Ash and Iron

by

 Parhelion

 


IV---The Illuminated



I was on the dance floor when Wolfe first called my name, so he had to say it twice.

That was in October of 1941. The floor of the Rainbow Room was crowded with dancers grabbing one last chance to pretend that they were carefree, even though all the uniforms made the pretence a fairly thin one.  Since Lily was out of town, I had been dancing with an old friend from the Upper East Side.  She was usually a good dancer, but that evening she kept missing steps.  Her brother was over in England acting Canadian for the R.A.F., she worried, and it distracted her.  We had already agreed that it was time to call it an evening when I heard my name.

"Archie."  There it was again, closer this time.  I started, and it was my turn to miss a step.

My partner sighed.  "I stepped on your foot again, didn't I?"

"No," I said absently, scanning the tables around the edges of the dance floor.  He wasn't there, of course.

"Oh, it's no good.  Come and put me in a taxi."

I got her wrap and my coat from the coat check girl, and escorted her out and down the elevators.  The R.C.A. doorman whistled for a cab, and she kissed me on the cheek before she got in and the cabbie pulled away from the curb.  After settling my fedora firmly onto my head and wrapping my scarf around my neck, I decided to walk the blocks back to the brownstone on West Thirty-Fifth Street.  If I was starting to hear voices, I needed some fresh air before I went to bed.

I turned down a dark cross-street.  The only sounds were my own footsteps on the concrete sidewalks and the far off honks from late night traffic.  A siren rose and died away again.  A few left-over dead leaves scuttled past me as I walked across the mouth of an alley, scattered by a hard, cold gust of wind.  I dug my hands deep into my overcoat pockets.  I was thinking about what Wolfe was going to do once I was in the army when he called my name for the third, and final, time.

I'd been preoccupied enough that I spoke without thinking.  "Yes, sir?"

Good.  It was close, right behind me, in fact.  I turned, and there Wolfe was.  He was drifting about a foot above the ground, faintly glowing.
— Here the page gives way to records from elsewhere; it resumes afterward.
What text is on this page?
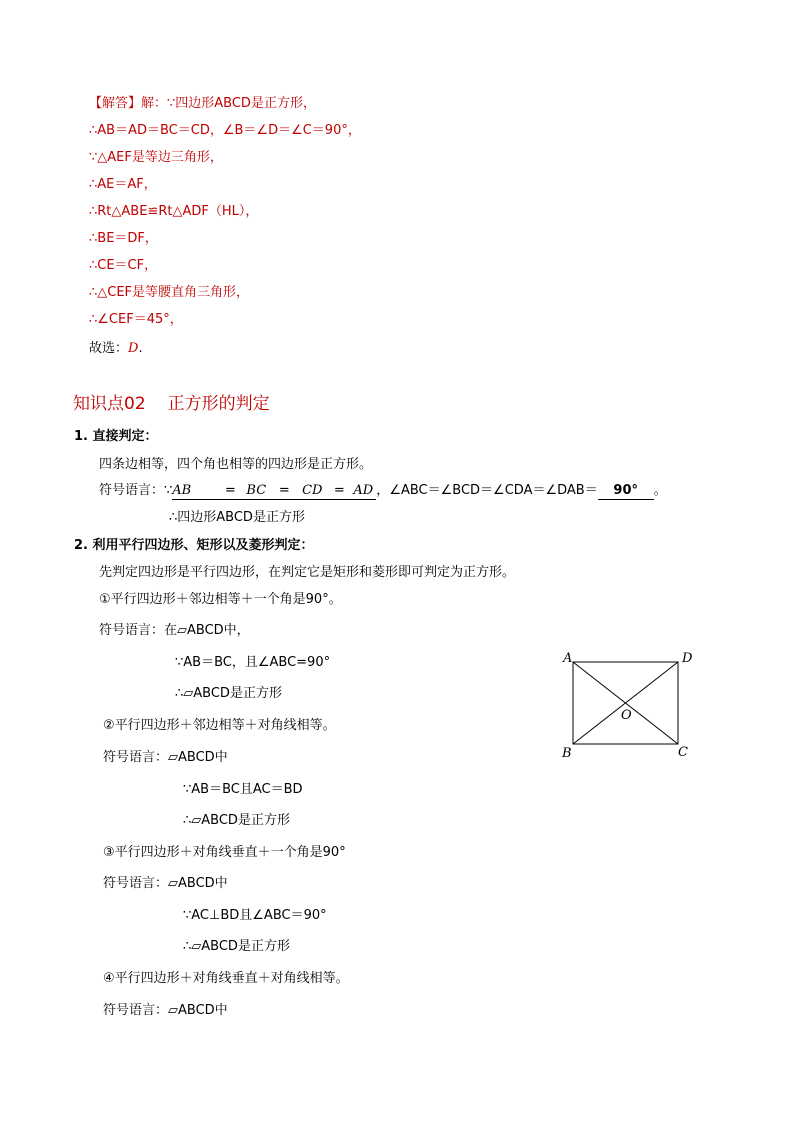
【解答】解：∵四边形ABCD是正方形，
∴AB＝AD＝BC＝CD，∠B＝∠D＝∠C＝90°，
∵△AEF是等边三角形，
∴AE＝AF，
∴Rt△ABE≌Rt△ADF（HL），
∴BE＝DF，
∴CE＝CF，
∴△CEF是等腰直角三角形，
∴∠CEF＝45°，
故选：D.
知识点02 正方形的判定
1. 直接判定：
四条边相等，四个角也相等的四边形是正方形。
符号语言：∵AB	= BC = CD = AD ，∠ABC＝∠BCD＝∠CDA＝∠DAB＝ 90° 。
∴四边形ABCD是正方形
2. 利用平行四边形、矩形以及菱形判定：
先判定四边形是平行四边形，在判定它是矩形和菱形即可判定为正方形。
①平行四边形＋邻边相等＋一个角是90°。
符号语言：在▱ABCD中，
∵AB＝BC，且∠ABC=90°
∴▱ABCD是正方形
②平行四边形＋邻边相等＋对角线相等。
符号语言：▱ABCD中
∵AB＝BC且AC＝BD
∴▱ABCD是正方形
③平行四边形＋对角线垂直＋一个角是90°
符号语言：▱ABCD中
∵AC⊥BD且∠ABC＝90°
∴▱ABCD是正方形
④平行四边形＋对角线垂直＋对角线相等。
符号语言：▱ABCD中
A	D
B	C
O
I gaped.  He scowled at me and spoke.  This time, no sound reached my ears.  Instead, the words marched through my brain.  Try not to react when I converse with you.  You may be being observed.  Either I had lost my marbles, or---the notion of him dead made me swallow.  His eyes narrowed.  Try not to react, I said.  You resemble a befuddled codfish.

I straightened.  Nero Wolfe, pain in the ass from beyond the grave, I could handle.  I thought, What do you mean, react?  It's a new look for you, but not one bad enough to give me hysterics.  Anyway, what was so important that it couldn't wait for me to come home?  I didn't work to make it sting.  For all I knew, he was contemplating an eternity without Fritz's meals and the ten thousand orchids on the roof of the brownstone.
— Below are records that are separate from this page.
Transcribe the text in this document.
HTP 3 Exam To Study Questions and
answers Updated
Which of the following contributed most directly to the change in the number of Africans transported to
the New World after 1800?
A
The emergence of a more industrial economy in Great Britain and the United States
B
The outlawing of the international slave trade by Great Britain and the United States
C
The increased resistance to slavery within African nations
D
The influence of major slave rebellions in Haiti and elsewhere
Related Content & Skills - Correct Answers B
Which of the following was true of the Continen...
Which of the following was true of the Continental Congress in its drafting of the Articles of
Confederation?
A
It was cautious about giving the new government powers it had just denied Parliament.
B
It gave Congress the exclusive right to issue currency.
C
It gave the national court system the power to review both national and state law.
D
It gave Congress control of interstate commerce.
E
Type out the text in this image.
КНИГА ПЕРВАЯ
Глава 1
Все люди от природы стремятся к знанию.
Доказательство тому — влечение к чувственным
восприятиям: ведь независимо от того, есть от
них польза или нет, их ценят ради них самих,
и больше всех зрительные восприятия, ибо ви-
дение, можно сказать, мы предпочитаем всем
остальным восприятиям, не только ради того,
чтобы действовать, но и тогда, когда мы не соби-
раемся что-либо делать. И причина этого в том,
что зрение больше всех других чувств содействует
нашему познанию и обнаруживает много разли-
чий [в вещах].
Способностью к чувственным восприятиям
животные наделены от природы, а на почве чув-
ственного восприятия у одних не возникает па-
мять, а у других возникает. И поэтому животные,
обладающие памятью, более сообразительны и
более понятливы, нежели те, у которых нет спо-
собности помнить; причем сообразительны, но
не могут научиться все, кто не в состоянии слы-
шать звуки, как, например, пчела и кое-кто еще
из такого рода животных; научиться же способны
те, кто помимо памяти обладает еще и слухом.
Wolfe let out an inaudible sigh.  Archie, I have been forced into a corner, and have succeeded in finding you only at a cost that I can not afford to expend a second time.  I need you to rescue me, but to do so in a way that will profoundly differ from your usual efforts.  You will also need to do so without alerting your possible---no, probable---observer.
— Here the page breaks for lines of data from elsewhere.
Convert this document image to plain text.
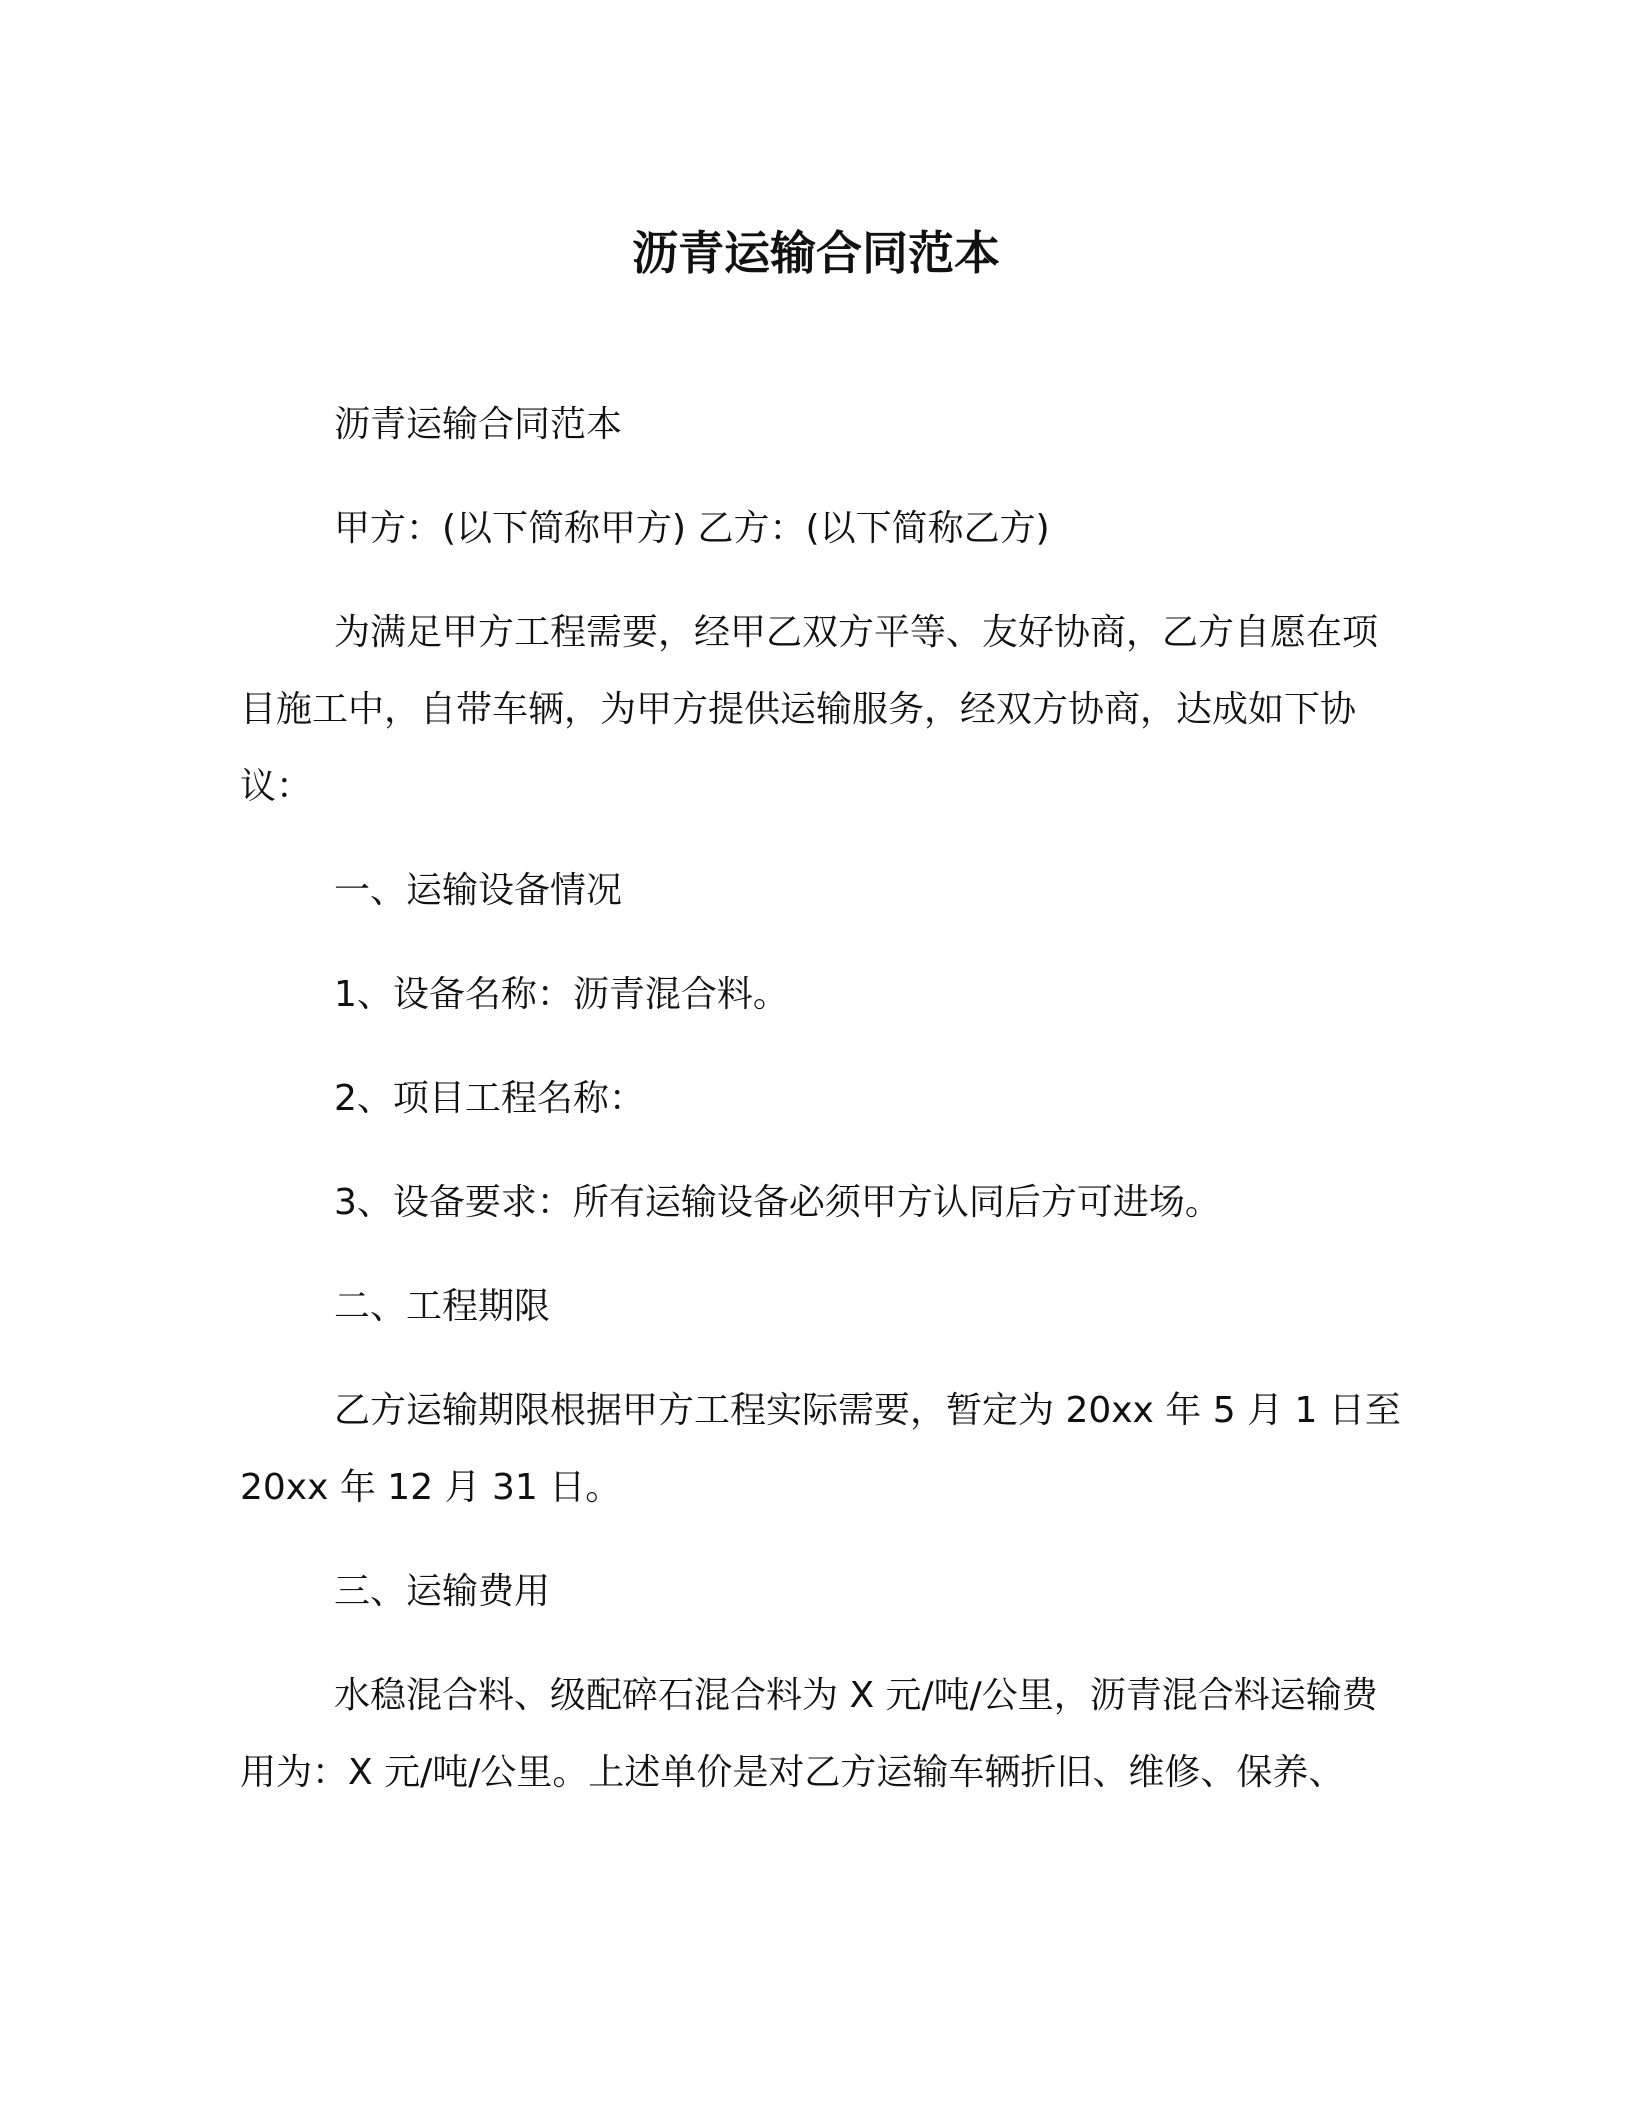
沥青运输合同范本

沥青运输合同范本

甲方：(以下简称甲方) 乙方：(以下简称乙方)

为满足甲方工程需要，经甲乙双方平等、友好协商，乙方自愿在项目施工中，自带车辆，为甲方提供运输服务，经双方协商，达成如下协议：

一、运输设备情况

1、设备名称：沥青混合料。

2、项目工程名称：

3、设备要求：所有运输设备必须甲方认同后方可进场。

二、工程期限

乙方运输期限根据甲方工程实际需要，暂定为 20xx 年 5 月 1 日至 20xx 年 12 月 31 日。

三、运输费用

水稳混合料、级配碎石混合料为 X 元/吨/公里，沥青混合料运输费用为：X 元/吨/公里。上述单价是对乙方运输车辆折旧、维修、保养、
He flickered for a moment and then firmed, looking tired, but game.  Go to Saul Panzer's.  Attempt to make it evident en route that you lost some possession that you deem important during last evening's poker game.  Once you have entered Saul's apartment, it will be safe to speak with me out loud.

He closed his eyes.  I didn't like the way he seemed to pull in on himself and fade.  He looked like a neon sign dying slowly in the night.  I hurriedly faked a shiver, walked another half block, shivered again, and hailed a taxi.  As the cab pulled up I patted my trouser pockets, the way you do to check if you have cash for the trip, before I said a sharp word.  Wolfe had given me a bill clip for my birthday last week that I had been more than a little pleased by:  it was fourteen-karat, and engraved with my initials and a P.I.'s shield.  In the taxi, I turned out my pockets making sure that I palmed the clip.  When the cabby started getting nervous about his fare, I took the emergency fin out of my card case and waved it at him.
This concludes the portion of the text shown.